The Bill clearly demarcates CSR from charity and does not position it as a ‘moral responsibility’ for companies. The accent appears to be on employing standard business principles to develop and roll-out CSR strategies and programs, so as to optimise resources and maximise impact. By requiring CSR policy formulation and monitoring to be governed by a Corporate Responsibility Committee (CSRC) comprised at least three directors (one of whom should be a non-independent director), the Bill is ensuring that CSR becomes a Board level agenda and is therefore viewed strategically and subject to a high level of scrutiny within the company. The activities to be undertaken need to be clearly spelt out in the CSR Policy, approved by the Board, monitored carefully and will need to be disclosed in the Directors Report; a CSR ‘return’, akin to an Income Tax return will have to be filed each year. There are fines and/or imprisonment stipulated for non-compliance on disclosures.

Although the exact rules/guidelines for compliance with the regulation will come out in a subsequent notification, the drafts that have been circulated for comments provide adequate perspective on the regulation’s orientation towards efficiency and impact; activities allowed for CSR spending will need to be in the form of ‘projects’, engagement of experts for implementation is encouraged and monitoring and impact assessment of project is recommended. The rules also exclude spending on employee benefits from ‘allowed CSR’ and underscore the need for clearly defined beneficiaries (especially for environment conservation activities).
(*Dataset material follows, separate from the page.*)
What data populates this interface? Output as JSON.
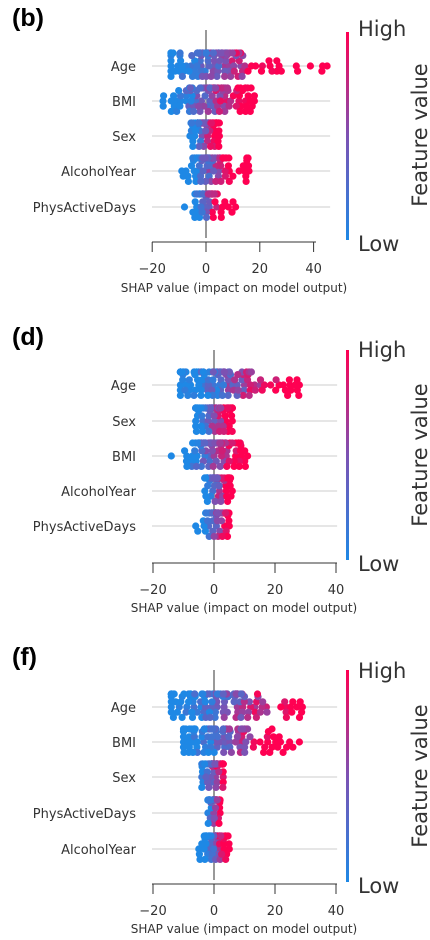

Significant capacity building required

After much delay and many rounds of discussion, Sec 135 now looks set to become law and corporates will have no choice but to comply. A few corporates have had well-developed CSR strategies and programs even without the pressure of regulation, and for them, compliance with the new procedures will require little additional effort. But for most, the new regulation will necessitate capacity building in regards to CSR – in terms of understanding the regulation, developing policies, building a governance structure, evaluating and deciding on programs, choosing partners, monitoring and assessing impact of programs.
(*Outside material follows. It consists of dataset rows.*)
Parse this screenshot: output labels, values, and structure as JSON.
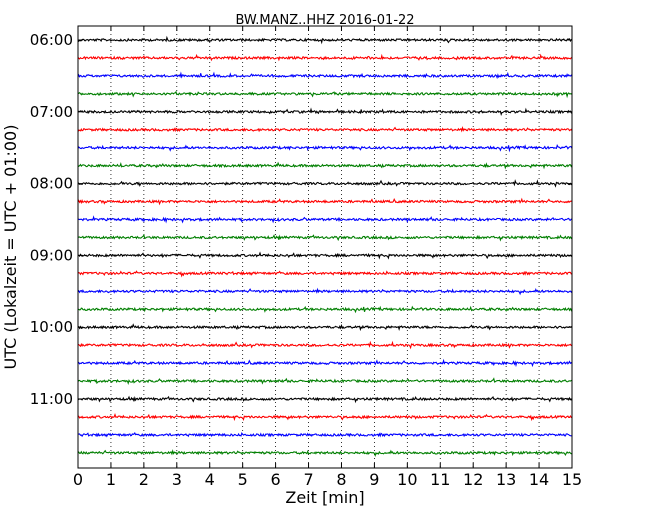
{
  "chart_data": {
    "type": "line",
    "title": "BW.MANZ..HHZ 2016-01-22",
    "xlabel": "Zeit  [min]",
    "ylabel": "UTC (Lokalzeit = UTC + 01:00)",
    "xlim": [
      0,
      15
    ],
    "x_ticks": [
      "0",
      "1",
      "2",
      "3",
      "4",
      "5",
      "6",
      "7",
      "8",
      "9",
      "10",
      "11",
      "12",
      "13",
      "14",
      "15"
    ],
    "y_ticks": [
      "06:00",
      "07:00",
      "08:00",
      "09:00",
      "10:00",
      "11:00"
    ],
    "grid": "vertical dotted at each minute",
    "trace_minutes": 15,
    "traces_per_hour": 4,
    "trace_colors": [
      "#000000",
      "#ff0000",
      "#0000ff",
      "#007f00"
    ],
    "trace_starts": [
      "06:00",
      "06:15",
      "06:30",
      "06:45",
      "07:00",
      "07:15",
      "07:30",
      "07:45",
      "08:00",
      "08:15",
      "08:30",
      "08:45",
      "09:00",
      "09:15",
      "09:30",
      "09:45",
      "10:00",
      "10:15",
      "10:30",
      "10:45",
      "11:00",
      "11:15",
      "11:30",
      "11:45"
    ]
  }
}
This will not only be a challenge for companies, but for implementation partners as well – since most NGOs will not be equipped to absorb the significantly higher support (and thus the scale-up in operations) that could arise from the step-up in CSR spend by corporates (we estimate current spending to be significantly below the 2% norm). While the ecosystem will undoubtedly build-up to meet this demand, corporates will need to understand the landscape across different development sectors, evolve those strategies that are impactful and yet most appropriate to their needs and find the right implementation partners programs to help them deliver.